MULTICHANNEL MERCHANT has learned that the Saks.com division of Birmingham, AL-based retailer Saks is mailing print catalogs again. The company unveiled the first Saks.com print catalog this past September. An 88-page spring edition of the apparel and accessories book dropped in late February/early March to an undisclosed amount of existing Saks.com clients and prospects. Two more editions will mail in the spring, and three catalogs are scheduled for fall 2006.
The new catalogs are part of larger initiative at Saks to lure back women age 35-50, and a move away from its previous strategy of going after twenty-somethings. The print books are also designed to drive traffic to the Website, says company spokesperson Andree Corroon. Saks.com is one the fastest growing aspects of the business, she says. In fact, Saks counts the Web as its third largest “store” behind the New York and Beverly Hills stores.
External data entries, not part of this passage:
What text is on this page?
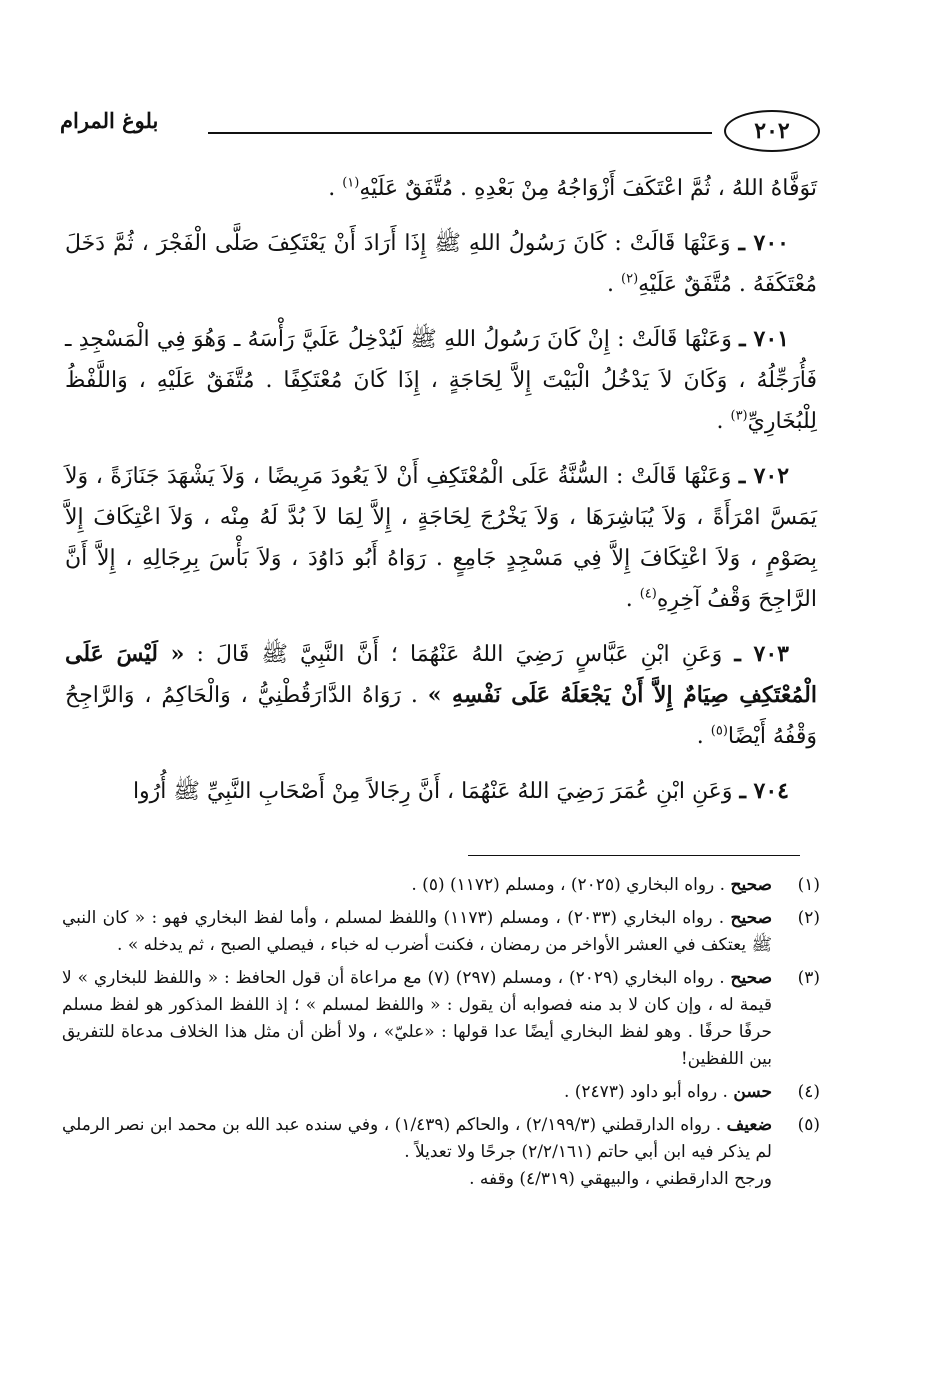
بلوغ المرام	٢٠٢

تَوَفَّاهُ اللهُ ، ثُمَّ اعْتَكَفَ أَزْوَاجُهُ مِنْ بَعْدِهِ . مُتَّفَقٌ عَلَيْهِ$^{(١)}$ .

٧٠٠ ـ وَعَنْهَا قَالَتْ : كَانَ رَسُولُ اللهِ ﷺ إِذَا أَرَادَ أَنْ يَعْتَكِفَ صَلَّى الْفَجْرَ ، ثُمَّ دَخَلَ مُعْتَكَفَهُ . مُتَّفَقٌ عَلَيْهِ$^{(٢)}$ .

٧٠١ ـ وَعَنْهَا قَالَتْ : إِنْ كَانَ رَسُولُ اللهِ ﷺ لَيُدْخِلُ عَلَيَّ رَأْسَهُ ـ وَهُوَ فِي الْمَسْجِدِ ـ فَأُرَجِّلُهُ ، وَكَانَ لاَ يَدْخُلُ الْبَيْتَ إِلاَّ لِحَاجَةٍ ، إِذَا كَانَ مُعْتَكِفًا . مُتَّفَقٌ عَلَيْهِ ، وَاللَّفْظُ لِلْبُخَارِيِّ$^{(٣)}$ .

٧٠٢ ـ وَعَنْهَا قَالَتْ : السُّنَّةُ عَلَى الْمُعْتَكِفِ أَنْ لاَ يَعُودَ مَرِيضًا ، وَلاَ يَشْهَدَ جَنَازَةً ، وَلاَ يَمَسَّ امْرَأَةً ، وَلاَ يُبَاشِرَهَا ، وَلاَ يَخْرُجَ لِحَاجَةٍ ، إِلاَّ لِمَا لاَ بُدَّ لَهُ مِنْه ، وَلاَ اعْتِكَافَ إِلاَّ بِصَوْمٍ ، وَلاَ اعْتِكَافَ إِلاَّ فِي مَسْجِدٍ جَامِعٍ . رَوَاهُ أَبُو دَاوُدَ ، وَلاَ بَأْسَ بِرِجَالِهِ ، إِلاَّ أَنَّ الرَّاجِحَ وَقْفُ آخِرِهِ$^{(٤)}$ .

٧٠٣ ـ وَعَنِ ابْنِ عَبَّاسٍ رَضِيَ اللهُ عَنْهُمَا ؛ أَنَّ النَّبِيَّ ﷺ قَالَ : « لَيْسَ عَلَى الْمُعْتَكِفِ صِيَامٌ إِلاَّ أَنْ يَجْعَلَهُ عَلَى نَفْسِهِ » . رَوَاهُ الدَّارَقُطْنِيُّ ، وَالْحَاكِمُ ، وَالرَّاجِحُ وَقْفُهُ أَيْضًا$^{(٥)}$ .

٧٠٤ ـ وَعَنِ ابْنِ عُمَرَ رَضِيَ اللهُ عَنْهُمَا ، أَنَّ رِجَالاً مِنْ أَصْحَابِ النَّبِيِّ ﷺ أُرُوا

(١)
صحيح . رواه البخاري (٢٠٢٥) ، ومسلم (١١٧٢) (٥) .
(٢)
صحيح . رواه البخاري (٢٠٣٣) ، ومسلم (١١٧٣) واللفظ لمسلم ، وأما لفظ البخاري فهو : « كان النبي ﷺ يعتكف في العشر الأواخر من رمضان ، فكنت أضرب له خباء ، فيصلي الصبح ، ثم يدخله » .
(٣)
صحيح . رواه البخاري (٢٠٢٩) ، ومسلم (٢٩٧) (٧) مع مراعاة أن قول الحافظ : « واللفظ للبخاري » لا قيمة له ، وإن كان لا بد منه فصوابه أن يقول : « واللفظ لمسلم » ؛ إذ اللفظ المذكور هو لفظ مسلم حرفًا حرفًا . وهو لفظ البخاري أيضًا عدا قولها : «عليّ» ، ولا أظن أن مثل هذا الخلاف مدعاة للتفريق بين اللفظين!
(٤)
حسن . رواه أبو داود (٢٤٧٣) .
(٥)
ضعيف . رواه الدارقطني (٢/١٩٩/٣) ، والحاكم (١/٤٣٩) ، وفي سنده عبد الله بن محمد ابن نصر الرملي لم يذكر فيه ابن أبي حاتم (٢/٢/١٦١) جرحًا ولا تعديلاً .
ورجح الدارقطني ، والبيهقي (٤/٣١٩) وقفه .
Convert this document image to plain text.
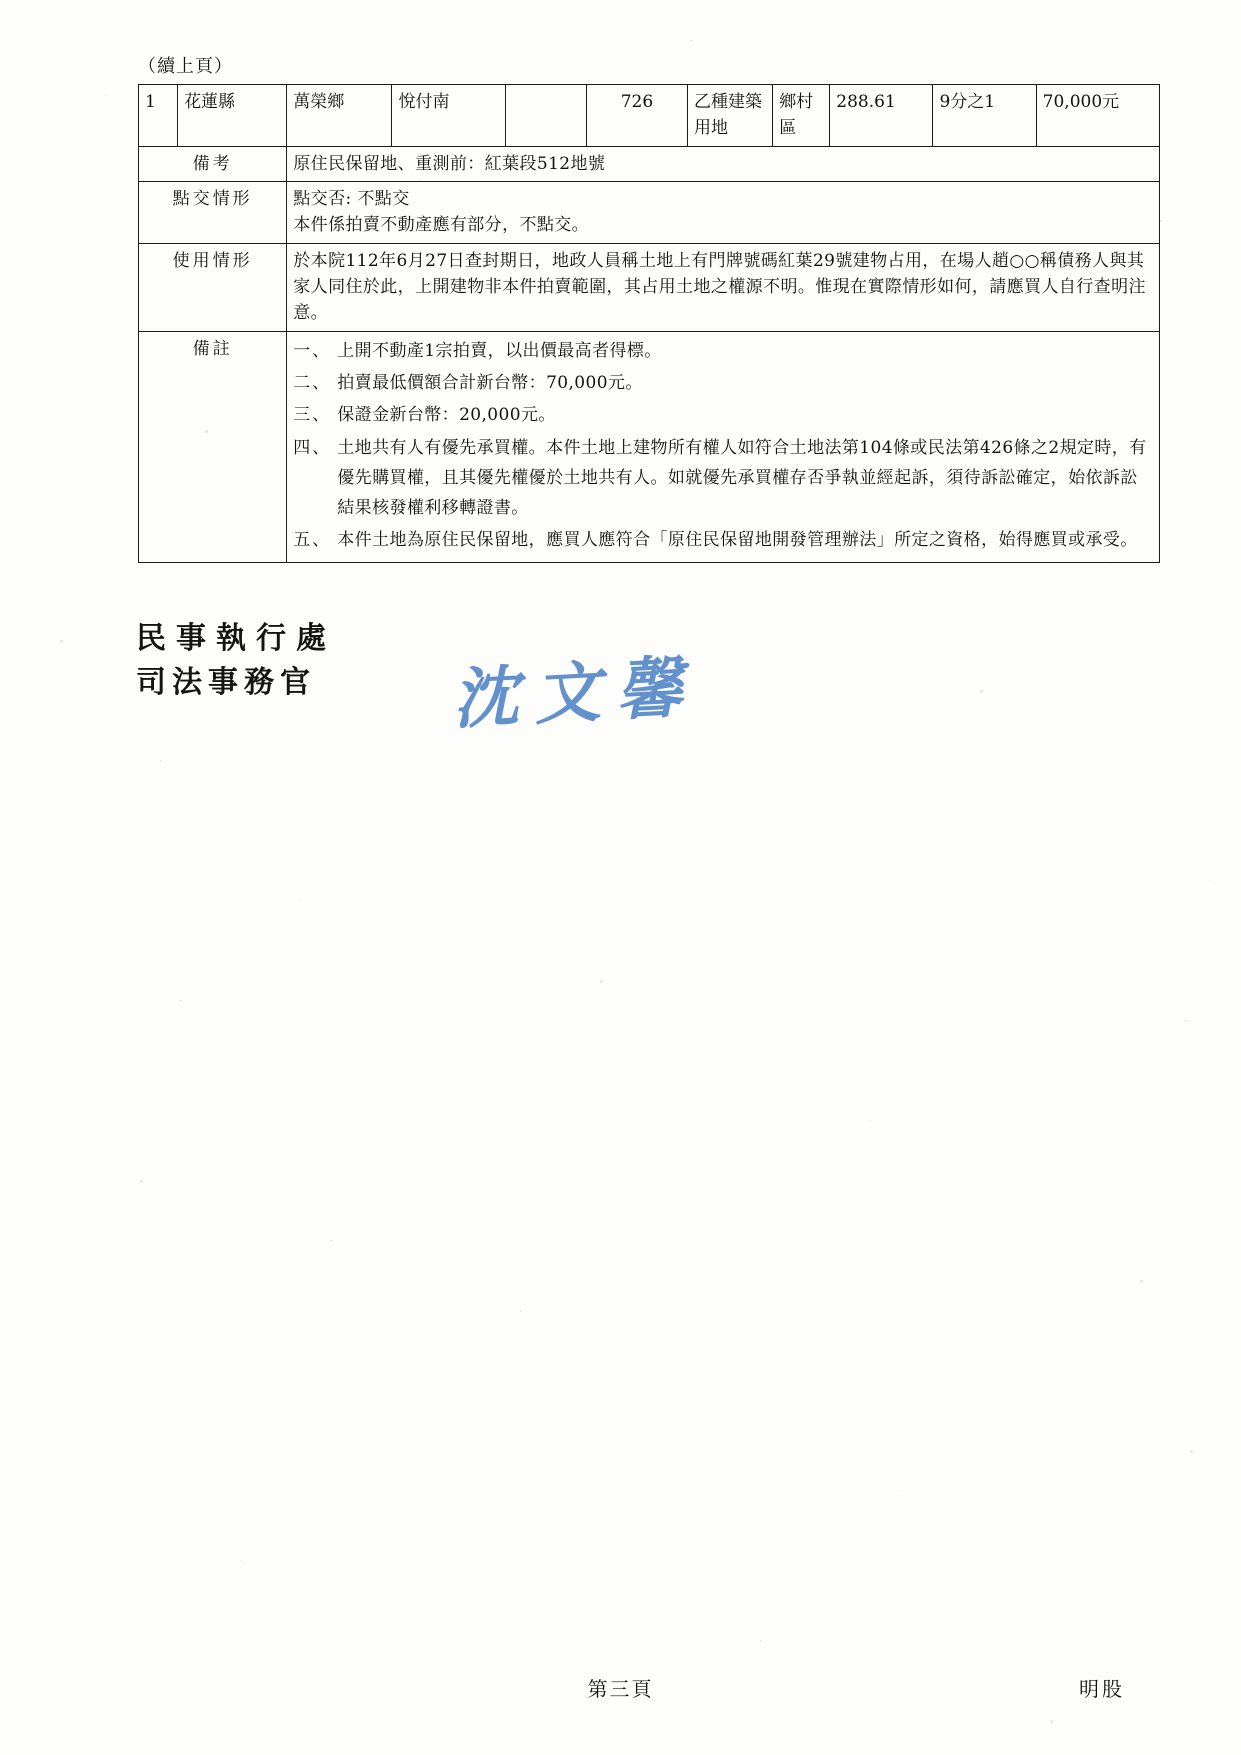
（續上頁）
1	花蓮縣	萬榮鄉	悅付南		726	乙種建築用地	鄉村區	288.61	9分之1	70,000元
備考		原住民保留地、重測前：紅葉段512地號								
點交情形		點交否: 不點交

本件係拍賣不動產應有部分，不點交。								

使用情形		於本院112年6月27日查封期日，地政人員稱土地上有門牌號碼紅葉29號建物占用，在場人趙○○稱債務人與其家人同住於此，上開建物非本件拍賣範圍，其占用土地之權源不明。惟現在實際情形如何，請應買人自行查明注意。								
備註	一、 上開不動產1宗拍賣，以出價最高者得標。
二、 拍賣最低價額合計新台幣：70,000元。
三、 保證金新台幣：20,000元。
四、 土地共有人有優先承買權。本件土地上建物所有權人如符合土地法第104條或民法第426條之2規定時，有優先購買權，且其優先權優於土地共有人。如就優先承買權存否爭執並經起訴，須待訴訟確定，始依訴訟結果核發權利移轉證書。
五、 本件土地為原住民保留地，應買人應符合「原住民保留地開發管理辦法」所定之資格，始得應買或承受。
民事執行處
司法事務官	沈文馨
第三頁	明股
Saks had ceased catalog mailings in 2001 when it scrapped its Folio book and sold its menswear brand Bullock & Jones. Corroon insists that the latest print initiative is not an attempt to revive the Folio direct business. But the fact that Saks is starting mail catalogs again a few years after it shut them down “is an indication that the company may have overestimated the power of the Web as a stand alone entity,” says Michael Grant, president of Scarsdale, NY-based marketing consultancy Michael Grant Direct. “It speaks to the power of a multichannel model that the power of the three channels working together is greater than the three channels working alone.”